In Grecia l’inferiorità della donna era sostenuta da Aristotele che ne sottolineava la piccola dimensione del cervello e riteneva che la donna fosse un maschio mutilato.
Platone invece fu uno dei primi a pronunciarsi in favore delle donne, almeno in parte: sosteneva che le donne istruite alla filosofia, nello stato ideale da lui ideato, avessero uguali diritti politici degli uomini e potessero accedere al governo. Anche Epicuro rivendicava pari dignità per le donne, all’interno della sua scuola filosofica, che accettava anche stranieri e schiavi.
La civiltà romana
La condizione delle donne nel mondo romano subì numerose variazioni nel corso del tempo e la maggior parte dei documenti pervenuti ai giorni nostri in grado di offrire un quadro preciso della condizione femminile risalgono al periodo che va dal I secolo d.C. al II secolo d.C.: si respirò un clima di maggiore libertà, di conquistata dignità ed autonomia, tanto che molte imperatrici romane riuscirono a ottenere il titolo di Augusta, che era stato dato a Livia solo dopo la morte del marito, l’imperatore Ottaviano Augusto.

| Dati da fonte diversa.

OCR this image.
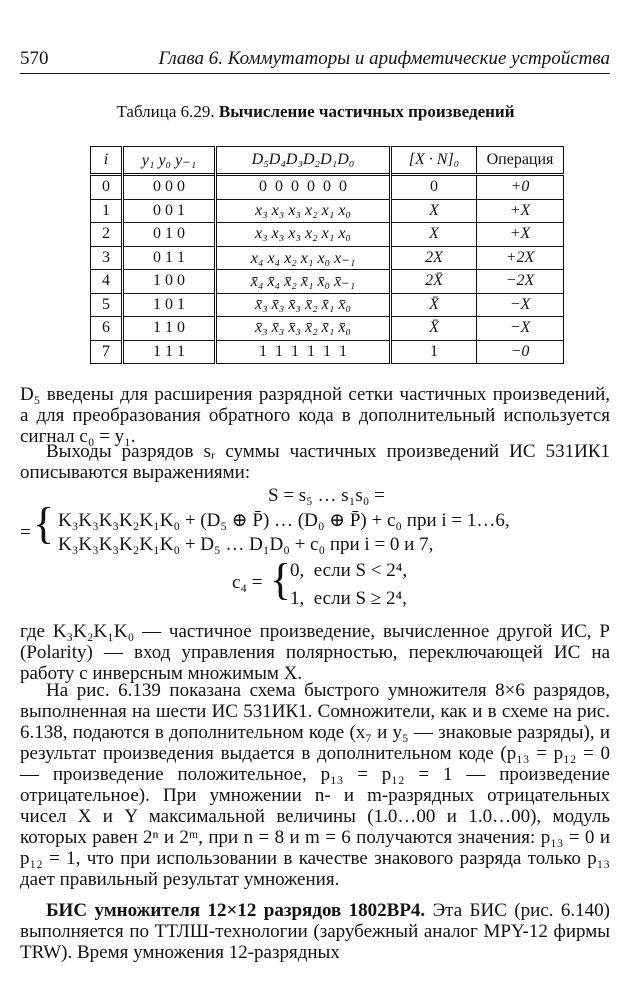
570	Глава 6. Коммутаторы и арифметические устройства
Таблица 6.29. Вычисление частичных произведений
i	y₁ y₀ y₋₁	D₅D₄D₃D₂D₁D₀	[X · N]₀	Операция
0	0 0 0	0  0  0  0  0  0	0	+0
1	0 0 1	x₃ x₃ x₃ x₂ x₁ x₀	X	+X
2	0 1 0	x₃ x₃ x₃ x₂ x₁ x₀	X	+X
3	0 1 1	x₄ x₄ x₂ x₁ x₀ x₋₁	2X	+2X
4	1 0 0	x̄₄ x̄₄ x̄₂ x̄₁ x̄₀ x̄₋₁	2X̄	−2X
5	1 0 1	x̄₃ x̄₃ x̄₃ x̄₂ x̄₁ x̄₀	X̄	−X
6	1 1 0	x̄₃ x̄₃ x̄₃ x̄₂ x̄₁ x̄₀	X̄	−X
7	1 1 1	1  1  1  1  1  1	1	−0
D₅ введены для расширения разрядной сетки частичных произведений, а для преобразования обратного кода в дополнительный используется сигнал c₀ = y₁.
Выходы разрядов sᵣ суммы частичных произведений ИС 531ИК1 описываются выражениями:
S = s₅ … s₁s₀ =
= { K₃K₃K₃K₂K₁K₀ + (D₅ ⊕ P̄) … (D₀ ⊕ P̄) + c₀ при i = 1…6,
K₃K₃K₃K₂K₁K₀ + D₅ … D₁D₀ + c₀ при i = 0 и 7,
c₄ = {
0,  если S < 2⁴,
1,  если S ≥ 2⁴,
где K₃K₂K₁K₀ — частичное произведение, вычисленное другой ИС, P (Polarity) — вход управления полярностью, переключающей ИС на работу с инверсным множимым X.
На рис. 6.139 показана схема быстрого умножителя 8×6 разрядов, выполненная на шести ИС 531ИК1. Сомножители, как и в схеме на рис. 6.138, подаются в дополнительном коде (x₇ и y₅ — знаковые разряды), и результат произведения выдается в дополнительном коде (p₁₃ = p₁₂ = 0 — произведение положительное, p₁₃ = p₁₂ = 1 — произведение отрицательное). При умножении n- и m-разрядных отрицательных чисел X и Y максимальной величины (1.0…00 и 1.0…00), модуль которых равен 2ⁿ и 2ᵐ, при n = 8 и m = 6 получаются значения: p₁₃ = 0 и p₁₂ = 1, что при использовании в качестве знакового разряда только p₁₃ дает правильный результат умножения.
БИС умножителя 12×12 разрядов 1802ВР4. Эта БИС (рис. 6.140) выполняется по ТТЛШ-технологии (зарубежный аналог MPY-12 фирмы TRW). Время умножения 12-разрядных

Durante l’età ellenistica la situazione delle donne migliorò notevolmente: in particolar modo, durante il dominio romano sul mondo greco tra il I secolo a.C. e il IV secolo d.C., molte donne ricoprirono ruoli importanti nella società. Un esempio su tutte fu Ipazia di Alessandria. Le donne potevano liberamente comprare e vendere beni mobili e immobili, ipotecare i propri beni, essere istituite eredi e, benché ciò si verificasse raramente, concludere il proprio contratto di matrimonio. Erano tuttavia ancora presenti alcune forme di sottomissione al potere maschile, come per esempio la legge che accordava al padre il diritto di interrompere il matrimonio della figlia, la possibilità dell’esposizione delle figlie femmine e l’analfabetismo femminile che, nonostante l’aumento del livello culturale delle donne, era ancora maggiore di quello maschile.
A causa della scarsità di documenti, sono probabilmente molti i nomi di donne che si sono distinti per i loro studi scientifici che non possiamo conoscere e molti sono i nomi che conosciamo e che appartengono a figure collocate a metà strada fra storia e mito, come quello di Maria l’Ebrea.